Thousands of flights have been cancelled worldwide as airlines struggle to cope with a slump in demand caused by the coronavirus outbreak.
British Airways and Ryanair have both stopped all services to and from Italy until next month as the country goes into lockdown.
Norwegian Air has said it will cut about 3,000 flights in the next three months, about 15% of its capacity.
It also plans to temporarily lay off “a significant share of its workforce”.
“We have initiated formal consultations with our unions regarding temporary layoffs for flying crew members as well as employees on the ground and in the offices,” said chief executive Jacob Schram.
EasyJet has cancelled all of its flights to and from Italy for the next two days, and is in the process of reworking its schedule.
Whilst the restrictions on travel to Italy and China have meant some services have stopped completely, there has also been a general fall in demand as holiday-makers put their plans on hold and firms instruct staff to limit travel.
Some airlines had continued to operate near-empty flights in order to protect their rights to take-off and landing slots. Under EU “use it or lose it” rules they must run services on busy routes or forfeit them to other operators.
However, European Commission President Ursula Von der Leyen has announced that airlines will be allowed to keep their slots even if they were not flying routes.
“This is a temporary measure, and this temporary measure helps both our industry, but it also helps our environment,” she said.
“It will relieve the pressure on the aviation industry and in particular, on smaller airline companies. But it will also decrease emissions by avoiding so-called ghost flights.”
Earlier on Tuesday, Korean Air warned the coronavirus outbreak could threaten its survival.
In a memo sent to employees, Woo Kee-hong, Korean Air’s president, said the airline could not predict how long the crisis would last.
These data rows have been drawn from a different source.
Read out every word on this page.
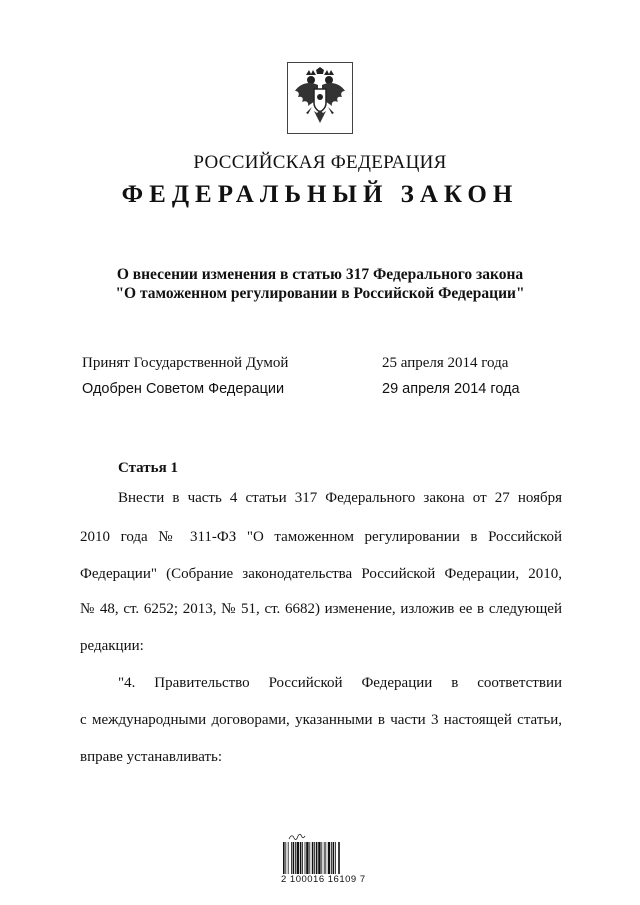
РОССИЙСКАЯ ФЕДЕРАЦИЯ
ФЕДЕРАЛЬНЫЙ ЗАКОН
О внесении изменения в статью 317 Федерального закона
"О таможенном регулировании в Российской Федерации"
Принят Государственной Думой	25 апреля 2014 года
Одобрен Советом Федерации	29 апреля 2014 года
Статья 1
Внести в часть 4 статьи 317 Федерального закона от 27 ноября
2010 года № 311-ФЗ "О таможенном регулировании в Российской
Федерации" (Собрание законодательства Российской Федерации, 2010,
№ 48, ст. 6252; 2013, № 51, ст. 6682) изменение, изложив ее в следующей
редакции:
"4. Правительство Российской Федерации в соответствии
с международными договорами, указанными в части 3 настоящей статьи,
вправе устанавливать:
2 100016 16109 7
“But if the situation continues for a longer period, we may reach the threshold where we cannot guarantee the company’s survival,” he said in the memo, which was seen by Reuters.
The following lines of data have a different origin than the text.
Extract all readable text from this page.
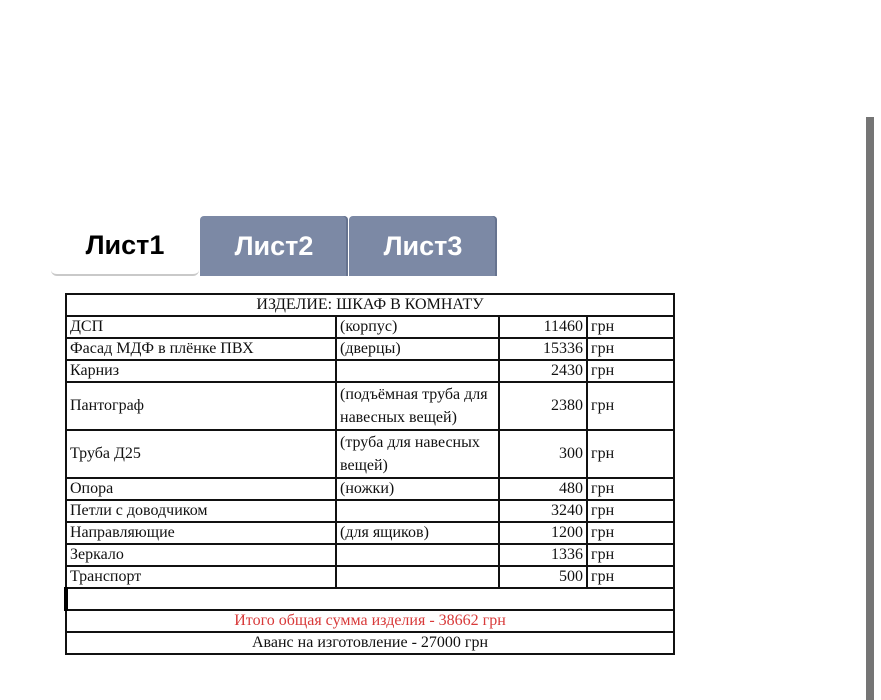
Лист1	Лист2	Лист3
ИЗДЕЛИЕ: ШКАФ В КОМНАТУ			
ДСП	(корпус)	11460	грн
Фасад МДФ в плёнке ПВХ	(дверцы)	15336	грн
Карниз		2430	грн
Пантограф	(подъёмная труба для навесных вещей)	2380	грн
Труба Д25	(труба для навесных вещей)	300	грн
Опора	(ножки)	480	грн
Петли с доводчиком		3240	грн
Направляющие	(для ящиков)	1200	грн
Зеркало		1336	грн
Транспорт		500	грн

Итого общая сумма изделия - 38662 грн			
Аванс на изготовление - 27000 грн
Australia’s Qantas airline said it would reduce international flights by nearly 25% as it sees demand fall from passengers worried about the coronavirus.
Qantas and its budget airline Jetstar will reduce operations for the next six months.
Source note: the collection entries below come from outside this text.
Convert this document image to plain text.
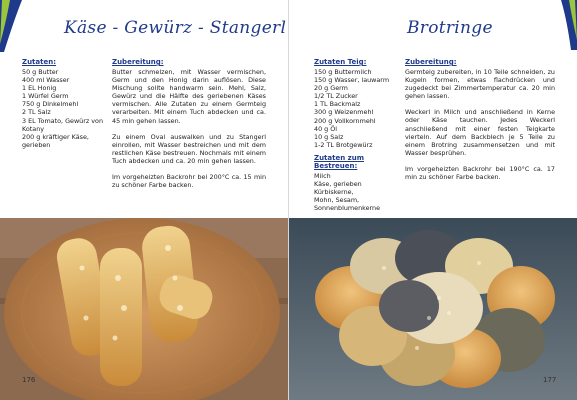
Käse - Gewürz - Stangerl
Zutaten:
50 g Butter
400 ml Wasser
1 EL Honig
1 Würfel Germ
750 g Dinkelmehl
2 TL Salz
3 EL Tomato, Gewürz von Kotany
200 g kräftiger Käse, gerieben
Zubereitung:
Butter schmelzen, mit Wasser vermischen, Germ und den Honig darin auflösen. Diese Mischung sollte handwarm sein. Mehl, Salz, Gewürz und die Hälfte des geriebenen Käses vermischen. Alle Zutaten zu einem Germteig verarbeiten. Mit einem Tuch abdecken und ca. 45 min gehen lassen.
Zu einem Oval auswalken und zu Stangerl einrollen, mit Wasser bestreichen und mit dem restlichen Käse bestreuen. Nochmals mit einem Tuch abdecken und ca. 20 min gehen lassen.
Im vorgeheizten Backrohr bei 200°C ca. 15 min zu schöner Farbe backen.
176
Brotringe
Zutaten Teig:
150 g Buttermilch
150 g Wasser, lauwarm
20 g Germ
1/2 TL Zucker
1 TL Backmalz
300 g Weizenmehl
200 g Vollkornmehl
40 g Öl
10 g Salz
1-2 TL Brotgewürz
Zutaten zum Bestreuen:
Milch
Käse, gerieben
Kürbiskerne,
Mohn, Sesam,
Sonnenblumenkerne
Zubereitung:
Germteig zubereiten, in 10 Teile schneiden, zu Kugeln formen, etwas flachdrücken und zugedeckt bei Zimmertemperatur ca. 20 min gehen lassen.
Weckerl in Milch und anschließend in Kerne oder Käse tauchen. Jedes Weckerl anschließend mit einer festen Teigkarte vierteln. Auf dem Backblech je 5 Teile zu einem Brotring zusammensetzen und mit Wasser besprühen.
Im vorgeheizten Backrohr bei 190°C ca. 17 min zu schöner Farbe backen.
177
ACI Europe, which represents European airports, said its “initial assessment” was that passenger numbers between January and March will drop 14% due to the coronavirus.
“The Covid-19 epidemic is turning into a shock of unprecedented proportions for our industry,” said director general Olivier Jankovec.
Holiday industry plea
As well as airlines, the wider travel sector is also facing hardship, and UK travel industry lobby group ABTA has called for “extraordinary measures” from government to help.
The group’s plea, ahead of Wednesday’s Budget, includes a request for tax holidays and loans for companies struggling as sales dry up.
John Hays, founder of Hays Travel, the company that bought 555 Thomas Cook shops, told BBC Radio 5 live that a recruitment freeze at the firm is likely.
“We’re looking at a recruitment freeze and other operational issues,” he said.
“We know this will be temporary, but it’s very important that we match the volume of income against costs, that’s what we do.”
In November last year, Hays Travel said it planned to hire an extra 1,500 staff – 200 for at its head office in Sunderland, 500 to handle foreign exchange, and an apprentice for each of its 737 branches.